The white paper comes just days after the US said it would block imports of goods, including cotton, clothes and computer parts, from five companies based in Xinjiang, over concerns about forced labour.
The “Withhold Release Orders” come into effect immediately, and Washington is considering far more sweeping region-wide bans on products including cotton and tomatoes.
There is also pressure from the private sector; this week, H&M became the latest western company to say it would cut ties with producers in the region.
“My hunch is that the CCP issued the white paper because it fears economic consequences,” said Timothy Grose, a professor of China studies with expertise in ethnic policy at the Rose-Hulman Institute of Technology in Indiana.
“Reports of forced labor have circulated for over a year, so the timing of this white paper is interesting … Quite possibly, the CCP fears other countries will impose similar [import bans].”
Forced labour is part of a broad Chinese government campaign of repression against Muslim minorities in Xinjiang, which has also involved reproductive coercion and more than a million people being forced into a vast network of internment camps.
Details of the system have filtered out of the region slowly, with satellite images and survivor accounts helping piece together understanding of what is happening.
Beijing strenuously denies there is any abuse in Xinjiang. It initially rejected reports of a new network of camps, and then later said the centres it had built were vocational and language training centres.

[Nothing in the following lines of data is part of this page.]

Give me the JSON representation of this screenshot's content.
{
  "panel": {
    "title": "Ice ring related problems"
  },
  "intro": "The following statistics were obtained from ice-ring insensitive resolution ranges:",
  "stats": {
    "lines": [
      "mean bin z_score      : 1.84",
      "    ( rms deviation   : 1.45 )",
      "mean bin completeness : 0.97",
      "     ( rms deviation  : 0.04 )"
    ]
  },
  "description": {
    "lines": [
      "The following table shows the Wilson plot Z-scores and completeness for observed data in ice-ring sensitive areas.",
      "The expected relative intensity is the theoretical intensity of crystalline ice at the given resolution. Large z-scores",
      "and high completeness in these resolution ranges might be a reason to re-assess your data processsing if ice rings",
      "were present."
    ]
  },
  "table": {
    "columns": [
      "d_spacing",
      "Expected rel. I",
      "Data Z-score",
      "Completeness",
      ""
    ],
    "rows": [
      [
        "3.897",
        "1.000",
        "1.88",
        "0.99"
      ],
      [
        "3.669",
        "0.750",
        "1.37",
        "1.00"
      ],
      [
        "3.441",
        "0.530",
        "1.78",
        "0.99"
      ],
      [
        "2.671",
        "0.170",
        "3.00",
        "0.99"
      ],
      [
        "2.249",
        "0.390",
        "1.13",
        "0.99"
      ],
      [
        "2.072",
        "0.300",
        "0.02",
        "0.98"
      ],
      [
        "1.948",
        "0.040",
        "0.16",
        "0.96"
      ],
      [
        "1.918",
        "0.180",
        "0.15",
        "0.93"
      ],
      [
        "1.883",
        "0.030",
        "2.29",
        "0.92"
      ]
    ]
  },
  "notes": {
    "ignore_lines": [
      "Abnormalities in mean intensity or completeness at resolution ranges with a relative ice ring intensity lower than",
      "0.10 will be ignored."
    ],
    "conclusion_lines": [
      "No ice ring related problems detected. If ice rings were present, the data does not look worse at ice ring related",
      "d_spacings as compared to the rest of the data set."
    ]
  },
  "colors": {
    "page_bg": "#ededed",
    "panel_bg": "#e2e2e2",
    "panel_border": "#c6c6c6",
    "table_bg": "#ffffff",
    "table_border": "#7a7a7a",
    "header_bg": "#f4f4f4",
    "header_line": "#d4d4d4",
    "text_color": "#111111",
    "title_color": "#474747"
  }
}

The paper may not shed direct light on the camp system. Although it describes 1.29 million people a year passing through vocational training, the Chinese language name for these centres is different from the one used in official documents to describe the internment and “re-education” camps.
However, it does make clear the scale on which communities are being reshaped in Xinjiang. It claims that 2.6 million so-called “surplus” rural workers – or about 10% of all residents – were “relocated” in the year to June 2020, with 1.8 million moved the year before that.
A recent “surplus labour” policy in some regions of Xinjiang obliges those aged under 30 to travel outside Xinjiang to work and “eliminate old habits”, Grose said, while those aged 30 to 45 relocate within Xinjiang.
The white paper provides names of a few individuals it says travelled thousands of kilometres from their homes for work, including in coastal Fujian province, and eastern Jiangxi and Anhui provinces. In most cases it does not say what their new work is.
The white paper also confirms that southern rural areas, a traditional heartland of minority Uighur communities and culture, have been a particular focus of government campaigns.
“Profound changes have taken place in the life, work and mentality of the people of all the ethnic groups in Xinjiang and particularly in southern Xinjiang,” the white paper said.